Who owns the water beneath your property? According to state law (as well as the Texas Supreme Court), you do. Yet all too often, local regulatory entities act as if groundwater belongs to them.
Consider the Lost Pines Groundwater Conservation District. Unlike most regions of the state, permits to pump water in the Lost Pines district are only issued for a five-year period. Lost Pines only issues permits for pumping in the amount of water that is guaranteed to actually be pumped. As a result, water marketers in the area face a Catch-22. They can’t get water permits until they have customers, but given the short life of the permit, it’s hard to attract customers who want long-term water security.
Lost Pines is not the only groundwater conservation district that places severe restrictions on the ability of landowners to get at their own water. Some districts have imposed “export fees” on groundwater that is intended for use outside the district area, or have placed a moratorium on new permitting. As Kyle Frazier of the Texas Desalination Association recently noted, “If we regulated grapefruits the way we regulated groundwater, you’d be told how many you could produce, and then not be able to sell them beyond the county line.”
Due to these restrictions, developers increasingly have turned to more expensive sources of water. Yet despite the drought, Texas’ groundwater resources remain vast. A recent analysis by RW Harden and Associates found that despite over a century of pumping, groundwater storage remained above 90 percent of pre-industrial levels in all regions of the state and were at 99 percent in most regions. For the most part, water scarcity is not about hydrology. It’s about politics.
If a landowner feels his local regulator has gone too far, he can sue to have the regulation overturned or at least to receive compensation for his taken property. And Texas courts have been finding in favor of landowners who have brought these lawsuits. But current law makes any such challenge an uphill battle. Many districts do not keep proper records, making judicial review of the district’s actions difficult if not impossible. The applicable legal standards are often vague. Challenges can be expensive and time-consuming. And a “loser pays” provision in the law means that if the landowner is unsuccessful, he will have to pay the district’s legal fees as well as his own.
It doesn’t have to be this way. Groundwater conservation districts have been an option under state law since 1949. But until the 1990s, only a few districts had been created. It was only beginning with major water reform legislation in 1997 that the number of districts started to take off. Since then, groundwater conservation districts have had their regulatory powers significantly expanded.
Texas is blessed with abundant groundwater resources. Ensuring that this water can be developed in a sensible and efficient manner, however, will require some changes to the current system.
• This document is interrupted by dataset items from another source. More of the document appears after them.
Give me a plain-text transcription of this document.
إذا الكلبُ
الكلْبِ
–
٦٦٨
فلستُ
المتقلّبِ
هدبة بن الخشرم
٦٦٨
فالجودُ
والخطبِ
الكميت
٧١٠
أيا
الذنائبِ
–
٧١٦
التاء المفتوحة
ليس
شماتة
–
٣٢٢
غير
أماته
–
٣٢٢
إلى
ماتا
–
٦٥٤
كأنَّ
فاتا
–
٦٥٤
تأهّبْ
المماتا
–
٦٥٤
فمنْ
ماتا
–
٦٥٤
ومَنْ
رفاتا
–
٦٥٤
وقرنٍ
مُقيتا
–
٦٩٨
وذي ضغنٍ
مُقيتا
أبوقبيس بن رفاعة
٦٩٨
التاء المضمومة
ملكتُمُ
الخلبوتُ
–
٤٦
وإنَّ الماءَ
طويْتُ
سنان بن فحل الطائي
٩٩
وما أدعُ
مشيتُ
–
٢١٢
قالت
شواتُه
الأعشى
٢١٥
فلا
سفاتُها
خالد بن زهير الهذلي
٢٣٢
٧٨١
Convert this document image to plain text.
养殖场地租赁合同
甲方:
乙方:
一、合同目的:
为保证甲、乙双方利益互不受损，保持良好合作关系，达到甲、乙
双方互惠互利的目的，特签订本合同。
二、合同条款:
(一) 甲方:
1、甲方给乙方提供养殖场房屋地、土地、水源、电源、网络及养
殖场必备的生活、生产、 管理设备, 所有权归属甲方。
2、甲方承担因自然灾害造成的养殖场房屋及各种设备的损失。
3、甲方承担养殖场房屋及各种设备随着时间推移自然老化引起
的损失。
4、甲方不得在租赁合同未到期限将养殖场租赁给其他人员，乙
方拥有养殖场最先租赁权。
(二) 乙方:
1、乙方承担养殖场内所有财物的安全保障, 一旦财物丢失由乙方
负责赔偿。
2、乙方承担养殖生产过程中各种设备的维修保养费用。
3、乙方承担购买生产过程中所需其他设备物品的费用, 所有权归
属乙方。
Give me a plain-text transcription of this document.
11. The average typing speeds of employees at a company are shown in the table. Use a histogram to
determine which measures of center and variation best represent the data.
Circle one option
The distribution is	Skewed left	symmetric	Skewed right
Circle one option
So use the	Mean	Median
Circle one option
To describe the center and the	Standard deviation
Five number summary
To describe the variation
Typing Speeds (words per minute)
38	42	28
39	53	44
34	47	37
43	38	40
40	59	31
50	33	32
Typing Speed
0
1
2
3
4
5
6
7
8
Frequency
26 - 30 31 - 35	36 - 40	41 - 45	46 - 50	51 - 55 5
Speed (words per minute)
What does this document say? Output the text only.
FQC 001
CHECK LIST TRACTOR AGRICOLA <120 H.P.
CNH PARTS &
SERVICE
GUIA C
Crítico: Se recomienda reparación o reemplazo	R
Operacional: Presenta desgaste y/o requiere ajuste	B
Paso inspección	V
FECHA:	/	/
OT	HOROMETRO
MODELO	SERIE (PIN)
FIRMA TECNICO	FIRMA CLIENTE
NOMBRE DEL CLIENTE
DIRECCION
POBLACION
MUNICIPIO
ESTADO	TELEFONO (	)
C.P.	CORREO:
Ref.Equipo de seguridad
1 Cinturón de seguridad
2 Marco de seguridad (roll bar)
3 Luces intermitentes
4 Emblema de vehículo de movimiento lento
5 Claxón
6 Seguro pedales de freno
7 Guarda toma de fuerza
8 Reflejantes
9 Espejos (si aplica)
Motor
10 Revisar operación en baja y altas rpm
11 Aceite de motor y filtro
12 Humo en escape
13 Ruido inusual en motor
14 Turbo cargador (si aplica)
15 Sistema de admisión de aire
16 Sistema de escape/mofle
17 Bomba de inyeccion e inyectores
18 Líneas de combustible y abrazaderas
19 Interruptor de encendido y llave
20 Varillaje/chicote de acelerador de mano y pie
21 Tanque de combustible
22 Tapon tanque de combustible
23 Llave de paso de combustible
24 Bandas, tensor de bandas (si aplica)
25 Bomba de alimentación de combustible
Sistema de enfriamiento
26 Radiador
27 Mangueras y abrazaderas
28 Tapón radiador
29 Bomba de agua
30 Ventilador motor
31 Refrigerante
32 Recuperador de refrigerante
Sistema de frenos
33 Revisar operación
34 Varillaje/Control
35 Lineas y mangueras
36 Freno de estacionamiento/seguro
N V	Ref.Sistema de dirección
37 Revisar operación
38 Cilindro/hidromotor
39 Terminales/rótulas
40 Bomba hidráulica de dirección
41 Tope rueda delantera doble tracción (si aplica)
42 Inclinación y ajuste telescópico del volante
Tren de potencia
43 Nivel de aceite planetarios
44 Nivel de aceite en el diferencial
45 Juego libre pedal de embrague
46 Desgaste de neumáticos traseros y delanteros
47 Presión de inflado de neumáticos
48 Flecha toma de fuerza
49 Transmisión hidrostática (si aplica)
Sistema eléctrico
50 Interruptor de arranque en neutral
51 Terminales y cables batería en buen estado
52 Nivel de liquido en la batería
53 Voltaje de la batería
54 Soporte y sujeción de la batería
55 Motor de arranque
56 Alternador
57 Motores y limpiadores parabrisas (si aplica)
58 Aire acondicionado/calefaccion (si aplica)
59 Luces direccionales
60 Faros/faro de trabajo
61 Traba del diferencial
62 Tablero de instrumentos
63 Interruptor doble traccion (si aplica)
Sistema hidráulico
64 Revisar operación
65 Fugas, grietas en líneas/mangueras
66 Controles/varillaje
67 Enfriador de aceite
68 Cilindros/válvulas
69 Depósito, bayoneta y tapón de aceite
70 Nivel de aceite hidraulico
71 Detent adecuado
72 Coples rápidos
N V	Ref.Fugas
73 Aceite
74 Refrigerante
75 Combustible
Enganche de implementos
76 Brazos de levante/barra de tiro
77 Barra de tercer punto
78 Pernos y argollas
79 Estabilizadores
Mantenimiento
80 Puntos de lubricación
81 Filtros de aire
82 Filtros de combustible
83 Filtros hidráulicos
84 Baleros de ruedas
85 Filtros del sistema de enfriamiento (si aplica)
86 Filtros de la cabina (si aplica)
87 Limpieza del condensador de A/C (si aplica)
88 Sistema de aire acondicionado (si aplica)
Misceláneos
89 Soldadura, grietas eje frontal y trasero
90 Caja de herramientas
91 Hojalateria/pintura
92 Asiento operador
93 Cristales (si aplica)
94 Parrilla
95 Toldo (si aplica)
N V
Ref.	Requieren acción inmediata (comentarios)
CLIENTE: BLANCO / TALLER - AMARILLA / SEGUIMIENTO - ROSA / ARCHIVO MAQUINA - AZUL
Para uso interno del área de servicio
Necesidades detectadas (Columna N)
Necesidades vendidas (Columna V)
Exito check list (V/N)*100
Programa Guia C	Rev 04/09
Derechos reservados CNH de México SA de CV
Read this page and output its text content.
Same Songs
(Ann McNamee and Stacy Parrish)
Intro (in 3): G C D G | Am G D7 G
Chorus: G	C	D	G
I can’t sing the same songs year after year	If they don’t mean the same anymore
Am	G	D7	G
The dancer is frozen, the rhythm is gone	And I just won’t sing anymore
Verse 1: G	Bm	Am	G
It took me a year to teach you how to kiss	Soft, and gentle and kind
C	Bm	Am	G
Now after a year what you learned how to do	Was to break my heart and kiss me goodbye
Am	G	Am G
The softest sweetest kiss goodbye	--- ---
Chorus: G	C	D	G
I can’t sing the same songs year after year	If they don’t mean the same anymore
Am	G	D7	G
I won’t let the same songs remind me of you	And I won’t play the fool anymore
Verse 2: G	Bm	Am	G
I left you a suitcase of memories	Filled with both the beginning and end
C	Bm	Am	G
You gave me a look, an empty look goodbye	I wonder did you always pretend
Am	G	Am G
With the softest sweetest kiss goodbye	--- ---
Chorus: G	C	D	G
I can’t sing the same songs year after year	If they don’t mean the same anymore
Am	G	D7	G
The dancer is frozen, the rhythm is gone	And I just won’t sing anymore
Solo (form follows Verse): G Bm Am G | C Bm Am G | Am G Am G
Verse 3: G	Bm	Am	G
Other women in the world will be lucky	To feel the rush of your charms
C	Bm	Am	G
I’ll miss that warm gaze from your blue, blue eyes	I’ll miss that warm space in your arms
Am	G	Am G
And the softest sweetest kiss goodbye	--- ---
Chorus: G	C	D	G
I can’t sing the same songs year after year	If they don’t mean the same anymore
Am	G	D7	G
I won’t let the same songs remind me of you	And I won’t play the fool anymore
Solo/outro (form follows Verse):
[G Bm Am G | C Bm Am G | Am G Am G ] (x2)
Experience attests that markets tend to do a better job of allocating resources to their best use than do political and regulatory authorities. But water markets cannot function well without secure and well-defined property rights. The state has a responsibility to ensure that landowners’ property rights in groundwater are protected.
Neeley is a policy analyst with Texas Public Policy Foundation’s Armstrong Center for Energy & the Environment.